©Caterina Di Perri / ECM Records

彼女は矛盾だらけ。

 〈She is natural.〉と評されて、力みのない、適応能力に恵まれた、飲み込みの早い才女なんだと受け取った。弊誌の取材でジャズアーティストの故菊地雅章氏(以下プーさん)がそう形容したのはカーラ・ブレイという作曲家/編曲家でオルガン、ピアノを主に演奏するアーティストだった。

 そのプーさんが初のピアノソロアルバム『アタッチド』(’89)の冒頭に選んだのは、彼女のメランコリックな“サッド・ソング”だった。この曲を書いたカーラの訃報が届いたのは昨年の10月頃だったが、その時を境にプーさんが演奏するこの曲の静かな悲しみに、刺すような痛みが加わり、いつにも増して簡潔な旋律が身に沁みるようになった。

 彼女が他界したことは、ECMのニュースレターで知った。このレーベルは立ち上げ当初から、カーラと当時のパートナーであるマイケル・マントラーが主催するレーベル、WATTと互いに欧州と欧米の音楽を交流させてきた同胞だった。それぞれ、世界がラディカルに振れた60年代に青春を謳歌し、そうした人々が表現の場所を求めて行き交った。その頃ジャズは、後期ジョン・コルトレーン、オーネット・コールマン、アルバート・アイラーの時代だったし、クラシックではグレン・グールドのバッハが響き始め、ボブ・ディランやビートルズ、フランク・ザッパと、あらゆる音楽は自由、解放の力を世界に供給していて、彼女も彼らも、その力に身を任せた。

 カーラは、高校を中退してすぐ、ローラースケーターに憧れてニューヨークに向かう。スケーターからジャズの作曲家への転向がどうして起きたのかは謎のままだが、タバコ売りとしてジャズ・クラブ、バードランドで働き、毎晩出演するジャズ・ミュージシャンの演奏に耳を傾けた。特にカウント・ベイシー楽団は、「他の誰よりも聴いたし、それは教育だったのよ」(A)と述懐している。エリントンや最晩年の生演奏を聴いたチャーリー・パーカーの音楽は、当時の彼女には、解せない音楽だったようだ。カーラはすぐに受け入れられない音楽があったとしても聴き続けることで理解するようになったという。「音楽家としての条件を満たす以前の私は、とても優れたリスナーだった」(A)と語る。

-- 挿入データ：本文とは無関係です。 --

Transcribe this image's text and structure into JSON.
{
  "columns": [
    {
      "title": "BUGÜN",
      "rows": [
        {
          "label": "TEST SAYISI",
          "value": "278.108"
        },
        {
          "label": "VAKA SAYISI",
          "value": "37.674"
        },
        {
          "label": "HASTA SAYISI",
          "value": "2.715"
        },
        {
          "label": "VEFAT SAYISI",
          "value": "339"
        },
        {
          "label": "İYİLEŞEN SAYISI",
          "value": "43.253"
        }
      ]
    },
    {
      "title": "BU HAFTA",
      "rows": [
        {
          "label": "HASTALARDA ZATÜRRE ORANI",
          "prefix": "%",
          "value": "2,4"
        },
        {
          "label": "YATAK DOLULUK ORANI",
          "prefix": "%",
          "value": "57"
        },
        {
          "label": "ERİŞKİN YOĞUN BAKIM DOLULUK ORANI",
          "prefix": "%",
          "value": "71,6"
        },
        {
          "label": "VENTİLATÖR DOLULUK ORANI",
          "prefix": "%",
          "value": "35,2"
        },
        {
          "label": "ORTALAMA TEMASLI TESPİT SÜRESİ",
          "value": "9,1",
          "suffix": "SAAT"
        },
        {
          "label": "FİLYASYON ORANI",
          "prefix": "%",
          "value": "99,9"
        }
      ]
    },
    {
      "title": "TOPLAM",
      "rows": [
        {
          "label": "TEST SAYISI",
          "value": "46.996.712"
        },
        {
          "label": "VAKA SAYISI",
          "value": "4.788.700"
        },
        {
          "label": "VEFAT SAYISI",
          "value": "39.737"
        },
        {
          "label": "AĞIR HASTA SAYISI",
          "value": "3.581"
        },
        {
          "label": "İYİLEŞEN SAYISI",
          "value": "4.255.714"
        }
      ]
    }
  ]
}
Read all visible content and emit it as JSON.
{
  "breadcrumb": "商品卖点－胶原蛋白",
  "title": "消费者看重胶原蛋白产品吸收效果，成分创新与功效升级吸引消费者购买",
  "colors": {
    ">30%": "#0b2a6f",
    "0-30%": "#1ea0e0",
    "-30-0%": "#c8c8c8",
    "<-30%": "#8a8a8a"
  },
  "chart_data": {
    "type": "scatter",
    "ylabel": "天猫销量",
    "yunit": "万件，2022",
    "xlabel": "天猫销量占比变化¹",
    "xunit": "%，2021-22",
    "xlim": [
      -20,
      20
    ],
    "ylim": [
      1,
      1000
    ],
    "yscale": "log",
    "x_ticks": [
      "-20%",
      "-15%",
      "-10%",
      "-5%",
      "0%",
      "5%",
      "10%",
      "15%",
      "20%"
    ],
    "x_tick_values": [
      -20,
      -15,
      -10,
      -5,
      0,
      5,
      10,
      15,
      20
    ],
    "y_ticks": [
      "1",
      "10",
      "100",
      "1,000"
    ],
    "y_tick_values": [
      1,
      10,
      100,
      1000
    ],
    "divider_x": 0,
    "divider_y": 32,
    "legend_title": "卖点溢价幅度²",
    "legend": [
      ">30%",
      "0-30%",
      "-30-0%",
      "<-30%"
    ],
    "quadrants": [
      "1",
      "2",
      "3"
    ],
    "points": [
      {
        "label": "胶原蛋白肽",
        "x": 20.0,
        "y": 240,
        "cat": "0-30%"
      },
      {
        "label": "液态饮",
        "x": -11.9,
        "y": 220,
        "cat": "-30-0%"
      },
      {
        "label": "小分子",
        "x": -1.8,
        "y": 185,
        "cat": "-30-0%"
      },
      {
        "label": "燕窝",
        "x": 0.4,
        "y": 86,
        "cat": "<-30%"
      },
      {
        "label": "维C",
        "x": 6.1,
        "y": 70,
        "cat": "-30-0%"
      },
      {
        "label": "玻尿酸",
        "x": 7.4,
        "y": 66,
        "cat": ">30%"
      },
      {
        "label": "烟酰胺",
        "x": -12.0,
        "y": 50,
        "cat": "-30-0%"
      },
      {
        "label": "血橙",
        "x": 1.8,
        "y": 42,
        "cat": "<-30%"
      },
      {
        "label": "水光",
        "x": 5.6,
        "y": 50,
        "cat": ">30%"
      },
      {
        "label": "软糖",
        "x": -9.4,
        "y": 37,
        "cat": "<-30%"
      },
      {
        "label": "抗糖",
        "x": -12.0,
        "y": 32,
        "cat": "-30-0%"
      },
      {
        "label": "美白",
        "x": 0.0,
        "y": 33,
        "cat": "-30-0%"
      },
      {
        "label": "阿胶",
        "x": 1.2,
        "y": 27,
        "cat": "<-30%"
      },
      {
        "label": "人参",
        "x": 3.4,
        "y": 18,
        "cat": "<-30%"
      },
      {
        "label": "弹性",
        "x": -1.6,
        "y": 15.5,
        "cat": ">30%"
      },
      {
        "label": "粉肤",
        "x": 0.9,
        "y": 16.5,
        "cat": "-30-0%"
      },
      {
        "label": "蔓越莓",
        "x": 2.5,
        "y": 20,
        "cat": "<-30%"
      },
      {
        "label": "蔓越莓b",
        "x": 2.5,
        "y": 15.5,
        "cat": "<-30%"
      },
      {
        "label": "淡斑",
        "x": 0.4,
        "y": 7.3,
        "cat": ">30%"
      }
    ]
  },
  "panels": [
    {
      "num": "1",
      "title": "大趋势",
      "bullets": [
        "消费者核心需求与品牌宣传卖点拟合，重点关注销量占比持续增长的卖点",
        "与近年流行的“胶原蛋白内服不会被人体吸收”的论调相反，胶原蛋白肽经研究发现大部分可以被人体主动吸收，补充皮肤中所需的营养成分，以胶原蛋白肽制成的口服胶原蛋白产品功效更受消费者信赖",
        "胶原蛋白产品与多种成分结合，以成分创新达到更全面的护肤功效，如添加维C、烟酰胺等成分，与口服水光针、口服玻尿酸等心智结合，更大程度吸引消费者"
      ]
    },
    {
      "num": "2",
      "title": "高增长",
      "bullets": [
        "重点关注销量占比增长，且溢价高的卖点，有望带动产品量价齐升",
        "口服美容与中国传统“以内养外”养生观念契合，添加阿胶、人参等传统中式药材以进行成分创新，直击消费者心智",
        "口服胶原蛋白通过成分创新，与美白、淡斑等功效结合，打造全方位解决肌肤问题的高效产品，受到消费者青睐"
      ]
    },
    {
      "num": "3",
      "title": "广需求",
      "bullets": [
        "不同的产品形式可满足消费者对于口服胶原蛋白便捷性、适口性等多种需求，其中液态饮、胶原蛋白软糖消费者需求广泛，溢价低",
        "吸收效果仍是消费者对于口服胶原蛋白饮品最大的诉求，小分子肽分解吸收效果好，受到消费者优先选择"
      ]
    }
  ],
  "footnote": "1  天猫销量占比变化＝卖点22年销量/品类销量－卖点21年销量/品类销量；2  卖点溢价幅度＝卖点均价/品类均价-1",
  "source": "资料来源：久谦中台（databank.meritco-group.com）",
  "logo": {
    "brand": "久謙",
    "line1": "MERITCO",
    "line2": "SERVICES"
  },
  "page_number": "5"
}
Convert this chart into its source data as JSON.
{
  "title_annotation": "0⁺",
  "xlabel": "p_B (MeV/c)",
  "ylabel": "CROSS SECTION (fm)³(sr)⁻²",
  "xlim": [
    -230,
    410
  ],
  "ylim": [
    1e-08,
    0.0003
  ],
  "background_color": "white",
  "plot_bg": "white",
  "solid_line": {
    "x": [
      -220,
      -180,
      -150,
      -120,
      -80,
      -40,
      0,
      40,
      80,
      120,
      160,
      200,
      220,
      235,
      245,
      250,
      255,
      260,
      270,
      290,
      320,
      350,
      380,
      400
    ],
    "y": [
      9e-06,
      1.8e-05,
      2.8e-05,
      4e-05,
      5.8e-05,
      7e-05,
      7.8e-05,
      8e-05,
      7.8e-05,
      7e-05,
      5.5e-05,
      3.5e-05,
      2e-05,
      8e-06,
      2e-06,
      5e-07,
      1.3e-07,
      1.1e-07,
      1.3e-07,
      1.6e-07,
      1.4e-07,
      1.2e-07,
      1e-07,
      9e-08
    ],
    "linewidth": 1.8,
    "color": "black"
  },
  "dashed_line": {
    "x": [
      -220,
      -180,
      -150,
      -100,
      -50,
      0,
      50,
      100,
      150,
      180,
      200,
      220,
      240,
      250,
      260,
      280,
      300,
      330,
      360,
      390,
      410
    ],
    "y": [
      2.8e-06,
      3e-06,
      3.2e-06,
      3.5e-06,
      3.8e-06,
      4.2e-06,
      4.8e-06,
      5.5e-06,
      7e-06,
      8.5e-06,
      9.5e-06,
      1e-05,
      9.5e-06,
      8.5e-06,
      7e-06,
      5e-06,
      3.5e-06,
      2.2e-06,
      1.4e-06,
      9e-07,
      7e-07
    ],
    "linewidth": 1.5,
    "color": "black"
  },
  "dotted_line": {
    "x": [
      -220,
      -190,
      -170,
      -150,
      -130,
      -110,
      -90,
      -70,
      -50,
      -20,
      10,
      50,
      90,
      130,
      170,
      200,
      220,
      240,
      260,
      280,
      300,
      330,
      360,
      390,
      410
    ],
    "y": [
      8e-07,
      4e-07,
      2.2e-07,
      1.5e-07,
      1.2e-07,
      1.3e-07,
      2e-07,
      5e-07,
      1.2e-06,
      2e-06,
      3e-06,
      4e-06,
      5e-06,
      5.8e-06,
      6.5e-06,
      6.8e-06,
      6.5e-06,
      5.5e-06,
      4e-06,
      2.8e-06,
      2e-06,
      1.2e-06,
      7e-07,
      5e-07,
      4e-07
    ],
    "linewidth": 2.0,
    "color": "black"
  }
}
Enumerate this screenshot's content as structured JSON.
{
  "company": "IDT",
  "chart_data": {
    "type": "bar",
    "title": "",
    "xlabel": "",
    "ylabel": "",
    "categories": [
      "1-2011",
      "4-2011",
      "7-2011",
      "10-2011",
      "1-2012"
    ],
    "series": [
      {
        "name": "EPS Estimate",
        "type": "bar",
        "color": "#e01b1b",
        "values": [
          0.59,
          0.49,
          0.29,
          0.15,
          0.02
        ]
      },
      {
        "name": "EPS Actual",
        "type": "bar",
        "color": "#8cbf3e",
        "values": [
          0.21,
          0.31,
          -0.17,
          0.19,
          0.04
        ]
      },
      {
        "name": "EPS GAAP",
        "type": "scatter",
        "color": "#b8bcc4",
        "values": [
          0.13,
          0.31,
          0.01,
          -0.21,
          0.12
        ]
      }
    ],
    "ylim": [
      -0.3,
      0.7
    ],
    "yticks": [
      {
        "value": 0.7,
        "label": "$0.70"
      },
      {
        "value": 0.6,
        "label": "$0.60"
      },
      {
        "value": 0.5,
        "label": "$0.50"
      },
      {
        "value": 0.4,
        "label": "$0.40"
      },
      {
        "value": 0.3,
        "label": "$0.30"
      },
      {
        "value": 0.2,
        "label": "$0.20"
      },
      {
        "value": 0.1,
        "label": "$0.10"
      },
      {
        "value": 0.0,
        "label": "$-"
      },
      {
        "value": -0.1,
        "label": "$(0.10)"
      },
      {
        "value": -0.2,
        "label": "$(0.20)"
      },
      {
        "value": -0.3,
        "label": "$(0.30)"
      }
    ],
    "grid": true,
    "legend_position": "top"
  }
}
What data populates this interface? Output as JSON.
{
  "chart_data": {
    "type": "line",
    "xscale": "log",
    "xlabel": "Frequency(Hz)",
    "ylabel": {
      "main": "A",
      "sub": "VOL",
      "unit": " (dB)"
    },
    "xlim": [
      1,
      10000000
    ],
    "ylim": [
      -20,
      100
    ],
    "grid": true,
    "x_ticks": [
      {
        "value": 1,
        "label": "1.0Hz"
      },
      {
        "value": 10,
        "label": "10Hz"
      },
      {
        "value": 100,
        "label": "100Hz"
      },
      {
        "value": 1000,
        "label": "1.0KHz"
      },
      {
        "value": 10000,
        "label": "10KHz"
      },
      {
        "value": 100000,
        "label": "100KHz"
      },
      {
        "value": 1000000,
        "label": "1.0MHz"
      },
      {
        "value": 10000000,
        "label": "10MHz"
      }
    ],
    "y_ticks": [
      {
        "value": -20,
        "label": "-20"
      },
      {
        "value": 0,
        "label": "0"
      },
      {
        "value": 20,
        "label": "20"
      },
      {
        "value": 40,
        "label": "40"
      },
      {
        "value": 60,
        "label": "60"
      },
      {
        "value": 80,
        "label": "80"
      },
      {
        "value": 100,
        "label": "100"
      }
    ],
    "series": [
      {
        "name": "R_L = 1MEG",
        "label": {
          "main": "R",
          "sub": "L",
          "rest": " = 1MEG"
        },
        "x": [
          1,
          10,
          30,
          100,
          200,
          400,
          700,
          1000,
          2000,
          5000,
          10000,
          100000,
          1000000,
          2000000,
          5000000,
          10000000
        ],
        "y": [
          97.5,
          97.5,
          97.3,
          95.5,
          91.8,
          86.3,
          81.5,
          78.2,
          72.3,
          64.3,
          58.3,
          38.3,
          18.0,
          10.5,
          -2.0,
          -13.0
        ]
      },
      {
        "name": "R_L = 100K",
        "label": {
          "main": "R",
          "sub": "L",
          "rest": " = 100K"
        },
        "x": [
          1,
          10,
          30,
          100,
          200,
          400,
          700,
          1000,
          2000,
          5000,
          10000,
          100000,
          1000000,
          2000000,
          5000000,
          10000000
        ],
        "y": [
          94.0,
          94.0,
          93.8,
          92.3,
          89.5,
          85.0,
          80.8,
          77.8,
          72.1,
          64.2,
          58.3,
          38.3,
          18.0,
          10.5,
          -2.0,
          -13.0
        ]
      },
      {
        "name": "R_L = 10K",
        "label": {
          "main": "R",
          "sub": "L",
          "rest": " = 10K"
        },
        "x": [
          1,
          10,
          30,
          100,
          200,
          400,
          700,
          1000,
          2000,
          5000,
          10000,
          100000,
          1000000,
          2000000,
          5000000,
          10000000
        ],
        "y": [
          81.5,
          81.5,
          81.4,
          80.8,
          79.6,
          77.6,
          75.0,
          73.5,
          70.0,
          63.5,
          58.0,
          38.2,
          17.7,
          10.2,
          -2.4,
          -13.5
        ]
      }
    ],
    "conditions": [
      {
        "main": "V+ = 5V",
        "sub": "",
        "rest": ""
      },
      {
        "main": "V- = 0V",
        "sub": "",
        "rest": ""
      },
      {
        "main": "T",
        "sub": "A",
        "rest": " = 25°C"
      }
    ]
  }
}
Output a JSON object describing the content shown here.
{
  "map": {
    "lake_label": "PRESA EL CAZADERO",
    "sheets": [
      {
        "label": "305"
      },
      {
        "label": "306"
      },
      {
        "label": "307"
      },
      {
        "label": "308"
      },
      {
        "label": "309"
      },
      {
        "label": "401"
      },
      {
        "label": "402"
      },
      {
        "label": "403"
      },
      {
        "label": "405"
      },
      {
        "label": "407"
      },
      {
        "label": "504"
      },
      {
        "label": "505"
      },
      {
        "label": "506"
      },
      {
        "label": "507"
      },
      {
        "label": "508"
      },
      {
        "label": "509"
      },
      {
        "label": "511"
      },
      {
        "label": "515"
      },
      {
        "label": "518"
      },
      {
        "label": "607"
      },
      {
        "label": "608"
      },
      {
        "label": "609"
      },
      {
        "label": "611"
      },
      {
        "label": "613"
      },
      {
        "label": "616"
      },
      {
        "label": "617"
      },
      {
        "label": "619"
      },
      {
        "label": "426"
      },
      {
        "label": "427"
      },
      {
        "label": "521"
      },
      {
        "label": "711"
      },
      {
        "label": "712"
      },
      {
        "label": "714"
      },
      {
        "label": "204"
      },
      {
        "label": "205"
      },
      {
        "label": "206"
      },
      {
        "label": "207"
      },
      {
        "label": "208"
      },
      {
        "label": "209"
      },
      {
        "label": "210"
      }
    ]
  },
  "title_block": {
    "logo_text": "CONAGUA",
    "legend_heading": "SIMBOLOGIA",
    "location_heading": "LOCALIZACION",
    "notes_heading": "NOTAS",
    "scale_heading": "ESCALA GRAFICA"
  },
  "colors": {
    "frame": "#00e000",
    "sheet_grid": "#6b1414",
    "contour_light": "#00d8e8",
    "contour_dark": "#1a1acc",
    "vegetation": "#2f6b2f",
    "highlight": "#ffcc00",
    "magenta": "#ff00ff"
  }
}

 やがてNYで、彼女の最初の夫、ピアニスト、ポール・ブレイと出会う。まもなく移住したLAで、彼女の音楽すべてに影響を与えたと言うオーネット・コールマンと知り合い「そもそも、音楽は音符以上のものであるべきだと思っていた。単純にとても(補筆:オーネットのように)音楽的な人というのがいて、そういうことは分かるのよ。素晴らしい演奏ができる以上のこと。とてもいい耳を持つようなことなの」(A)と感じた。

 そしてその出会いが、“アイダ・ルピーノ”(’63)をもたらした。(アルバム『クローサー』に収録)ポールの求めに応じて書いていたうちの一曲だったが、カーラの作曲家としての〈natural〉な素質を知らしめた初期の名曲のひとつとなった。この曲が書かれた10年後、ポールは再びこの楽曲を取り上げて、ソロ・ピアノによる音楽の可能性を広げ、キース・ジャレットやプーさんに多大な影響を与えた名盤『オープン・トゥ・ラヴ』(’73)をリリースする。

 しかしこの時期まだ、カーラ・サウンドは存在していない。自身の楽曲を彼女がオーケストレーションした音楽が登場するのは、二番目の夫マイケルと始めたWATTの前身、ジャズ・コンポーザーズ・オーケストラ・アソシエーション(以下:JCOA)からリリースされた『エスカレーター・オーヴァー・ザ・ヒル』だった。詩人であり、アルバート・アイラーの『ゴースト』、ポール・ブレイの『フット・ルース』のプロデューサーでもあるポール・ヘインズがテキストを書いたジャズ・オペラだった。すでに当時ロック・オペラが存在した故、そう呼ばれたのかもしれない。しかしそれはジャズ・ロック・オペラだった。制作に三年を要し、キャストにはジャック・ブルース、リンダ・ロンシュタットにジョン・マクラフリン、それに映像作家のマイケル・スノウらが参加しジャンルを超えたカーラ・サウンドが響き始めた。